Man, it's rough when you can't enjoy the fun parts of being President because of the hyperventilated hate of your critics. What next? The Easter Bunny boycotting the White House Easter Egg Roll? Trump stopped from lighting the National Christmas Tree? Okay, that won't happen. But CNN will insist the lights are white only because Trump hates people of color.

At least he got to watch the eclipse with a minimal amount of sniping.

Temporary Chief Strategist

Trump also had to deal with the departure of Steve Bannon as chief strategist. Not that I want the gig, but I can do the job in one sentence: "Mr. President, here's your chief strategy: Do what you were elected to do." Let other people worry about tearing down 19th-century statues. You worry about building up 21st-century opportunities. Create new heroes and leaders in the black community worthy of their own statues.

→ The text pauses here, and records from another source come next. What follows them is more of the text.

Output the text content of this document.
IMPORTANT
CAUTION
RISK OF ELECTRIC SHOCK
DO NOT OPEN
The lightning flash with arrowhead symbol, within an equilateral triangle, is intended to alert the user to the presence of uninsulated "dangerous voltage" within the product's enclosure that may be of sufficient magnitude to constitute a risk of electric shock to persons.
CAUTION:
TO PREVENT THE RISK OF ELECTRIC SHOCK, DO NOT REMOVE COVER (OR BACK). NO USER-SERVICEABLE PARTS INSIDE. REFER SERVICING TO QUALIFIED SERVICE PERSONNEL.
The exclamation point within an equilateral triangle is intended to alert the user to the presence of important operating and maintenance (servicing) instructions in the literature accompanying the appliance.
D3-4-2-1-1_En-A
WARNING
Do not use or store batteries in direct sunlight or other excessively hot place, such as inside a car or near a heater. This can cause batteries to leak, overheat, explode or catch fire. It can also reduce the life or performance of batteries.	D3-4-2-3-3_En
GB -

After eight years of a president who peddled in racial division the way Michael Lindell peddles pillows, suddenly the media is demanding Trump heal the nation's racial woes. Even Mitt Romney is saying that unless Trump renounces racism with "unprecedented candor and strength, there may commence an unraveling of our national fabric." 

Sen. Tim Scott suggests the president meet with civil rights leaders like Rep. John Lewis. A decent idea from a very decent man. Trump did want to meet with the Congressional Black Caucus again in June. They refused. Including Lewis.

Problem is Trump could resurrect Harriet Tubman, Frederick Douglass and Dr. Martin Luther King Jr. from the dead, and he'd still be called a racist, and the three would be called "house slaves" for hanging out with him.

Still, that doesn't mean he shouldn't try to bring reconciliation. However, it can't be some phony photo op like Obama's "beer" summit. Remember that? His buddy, an African-American professor at Harvard, gave grief to a white Cambridge police officer. Obama, before knowing the facts of the case, declared the "Cambridge police acted stupidly" and tied that act to historical police racism.

The message? Any trouble you have with a white officer can be blamed on racism. It's a lesson he would repeat with Ferguson. We see how that lesson has played out.

No. Trump doesn't need a show. Stick to real people in real places with real actions. Work the problem, not the press. Put the hard hat back on. Besides, it could help ward off antifa's (anti-fascists') flying bottles of urine.

Death of Self

There are people who very much want this president dead. But, ironically, it is through a "death" that Donald Trump could triumph. That is with a death of self. He has laid aside his beloved business. Now, he must lay down his life in the sense that he becomes a servant; that he becomes a vessel through which God can work to heal and lift and protect our land.

It is said that Donald Trump and Vice President Pence pray together when facing decisions. We know Trump welcomes the hands-on prayers of his Faith Advisory Council. It is not known whether in the Oval Office in the dark of night, Trump turns to the One not interested in polls, position, power or personal agenda. The One who declares "I will strengthen you, I will help you, yes, I will uphold you with my righteous right hand" (Isa. 41:10)

The One who will "never leave you nor forsake you" nor leak your conversations to The Washington Post (see Deut. 31:6).

Yet when faced with decisions like sending further troops in harms way in Afghanistan, or knowing one wrong move with North Korea could cost a million lives or even facing the never-ending hostility of those you've sworn to serve, where can a president go but to his knees? 

When 10 sailors under your command are killed, who can better help you offer comfort than the Shepherd who walked across the sea?

Asking for wisdom? "The wisdom that is from above is first pure, then peaceable, gentle, open to reason, full of mercy and good fruits, without partiality, and without hypocrisy" (James 3:17).

The oath of office gives you the authority to hold the office. Telling the Lord "I can't do it without you"? That's what gives you the power to do the job.

Some are so convinced the Trump presidency is already over they've begun attacking Vice President Pence. But if Trump were really to turn toward Christ, the man who wrote The Art of the Comeback could just be getting started.